Петербург, март 1830 года

Прохладным весенним днем по Невскому проспекту гуляли две молодые особы. Одну из них звали Катя Шихматова, ей было двадцать три года и она была замужем за богатым пожилым графом. Ее кузина княжна Лиза Горчакова была годом моложе и еще не замужем. Графиня Шихматова была миниатюрной блондинкой, а княжна Горчакова — рослой, сухощавой брюнеткой. В этот день графиня облачилась в элегантный плащ из черного бархата с изумрудно-зелеными лентами и роскошным темным мехом, а княжна — в яркую малиновую шубку с горностаевым мехом и такой же капор.

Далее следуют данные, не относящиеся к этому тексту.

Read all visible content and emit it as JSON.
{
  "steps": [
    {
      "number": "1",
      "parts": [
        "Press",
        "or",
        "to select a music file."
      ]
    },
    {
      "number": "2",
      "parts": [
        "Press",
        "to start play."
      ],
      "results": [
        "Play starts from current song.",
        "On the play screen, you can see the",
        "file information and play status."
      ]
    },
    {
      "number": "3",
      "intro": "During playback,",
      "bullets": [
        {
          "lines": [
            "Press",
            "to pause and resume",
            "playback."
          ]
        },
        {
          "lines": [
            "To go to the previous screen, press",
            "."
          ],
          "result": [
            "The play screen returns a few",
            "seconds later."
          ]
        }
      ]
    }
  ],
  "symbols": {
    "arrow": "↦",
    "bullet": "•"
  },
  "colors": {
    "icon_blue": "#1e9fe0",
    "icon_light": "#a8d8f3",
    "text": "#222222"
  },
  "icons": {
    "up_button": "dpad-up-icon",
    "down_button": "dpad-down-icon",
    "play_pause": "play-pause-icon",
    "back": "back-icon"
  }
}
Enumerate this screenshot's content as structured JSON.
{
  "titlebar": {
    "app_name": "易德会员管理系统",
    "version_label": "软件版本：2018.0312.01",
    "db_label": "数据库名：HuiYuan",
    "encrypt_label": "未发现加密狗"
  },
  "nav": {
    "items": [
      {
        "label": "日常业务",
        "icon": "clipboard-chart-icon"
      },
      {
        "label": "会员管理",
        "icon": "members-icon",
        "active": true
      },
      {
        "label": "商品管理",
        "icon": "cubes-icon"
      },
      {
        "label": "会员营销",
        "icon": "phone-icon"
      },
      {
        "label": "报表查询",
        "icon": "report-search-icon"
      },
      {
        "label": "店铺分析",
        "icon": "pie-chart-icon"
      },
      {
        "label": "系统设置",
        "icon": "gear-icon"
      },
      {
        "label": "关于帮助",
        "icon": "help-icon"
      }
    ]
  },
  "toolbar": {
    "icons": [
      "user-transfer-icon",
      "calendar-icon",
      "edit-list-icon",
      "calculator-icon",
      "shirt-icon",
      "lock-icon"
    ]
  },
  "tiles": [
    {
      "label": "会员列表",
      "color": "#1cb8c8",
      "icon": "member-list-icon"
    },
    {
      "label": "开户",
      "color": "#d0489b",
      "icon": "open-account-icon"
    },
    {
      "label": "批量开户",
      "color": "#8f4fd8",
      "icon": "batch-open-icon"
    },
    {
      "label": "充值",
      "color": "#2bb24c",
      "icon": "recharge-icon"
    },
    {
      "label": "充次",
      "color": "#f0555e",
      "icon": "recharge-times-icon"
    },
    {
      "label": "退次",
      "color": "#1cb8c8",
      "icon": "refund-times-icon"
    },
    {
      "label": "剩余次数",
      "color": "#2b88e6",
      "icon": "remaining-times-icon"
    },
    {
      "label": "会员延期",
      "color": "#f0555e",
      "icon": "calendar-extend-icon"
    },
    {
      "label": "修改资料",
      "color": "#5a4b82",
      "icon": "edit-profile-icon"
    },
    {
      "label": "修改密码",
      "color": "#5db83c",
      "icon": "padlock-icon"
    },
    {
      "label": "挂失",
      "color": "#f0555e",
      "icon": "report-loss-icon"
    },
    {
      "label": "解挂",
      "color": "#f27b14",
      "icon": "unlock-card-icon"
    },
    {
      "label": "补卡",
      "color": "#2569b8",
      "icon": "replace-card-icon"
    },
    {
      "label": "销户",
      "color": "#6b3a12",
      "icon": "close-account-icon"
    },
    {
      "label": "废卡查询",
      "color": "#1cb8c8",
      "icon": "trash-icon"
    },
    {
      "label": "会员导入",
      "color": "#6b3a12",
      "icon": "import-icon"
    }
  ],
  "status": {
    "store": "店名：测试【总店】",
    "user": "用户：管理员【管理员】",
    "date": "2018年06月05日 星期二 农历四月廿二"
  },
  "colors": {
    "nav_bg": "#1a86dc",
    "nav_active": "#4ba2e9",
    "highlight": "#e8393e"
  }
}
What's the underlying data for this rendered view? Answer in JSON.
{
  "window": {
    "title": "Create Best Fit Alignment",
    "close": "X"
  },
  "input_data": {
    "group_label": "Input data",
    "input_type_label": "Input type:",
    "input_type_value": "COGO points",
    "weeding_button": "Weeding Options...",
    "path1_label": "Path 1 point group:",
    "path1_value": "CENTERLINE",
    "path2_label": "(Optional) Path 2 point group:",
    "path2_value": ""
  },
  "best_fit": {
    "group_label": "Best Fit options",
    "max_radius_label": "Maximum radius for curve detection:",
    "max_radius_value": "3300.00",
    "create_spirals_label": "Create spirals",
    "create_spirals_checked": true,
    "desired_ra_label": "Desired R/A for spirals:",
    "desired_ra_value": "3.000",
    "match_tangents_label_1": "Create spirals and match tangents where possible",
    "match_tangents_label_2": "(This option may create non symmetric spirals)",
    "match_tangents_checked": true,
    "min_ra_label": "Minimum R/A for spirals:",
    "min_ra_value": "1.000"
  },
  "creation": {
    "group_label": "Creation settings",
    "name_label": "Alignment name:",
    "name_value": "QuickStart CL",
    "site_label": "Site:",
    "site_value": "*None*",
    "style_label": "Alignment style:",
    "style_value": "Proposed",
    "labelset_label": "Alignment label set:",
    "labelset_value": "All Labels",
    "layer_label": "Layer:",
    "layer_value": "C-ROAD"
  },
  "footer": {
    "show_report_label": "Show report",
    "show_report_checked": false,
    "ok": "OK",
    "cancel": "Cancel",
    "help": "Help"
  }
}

Кузины хотели покрасоваться и пококетничать с кавалерами. Однако дул такой пронизывающий ветер, что у них очень быстро пропало желание искать приключения. Они уже собрались сесть в карету и ехать домой, но тут Лиза ахнула и дернула Катю за рукав.

— Посмотри-ка туда, скорее! — зашептала она, кивая в сторону одной из модных лавок. — Бог мой, я глазам своим не верю! Неужели это наша роковая красавица?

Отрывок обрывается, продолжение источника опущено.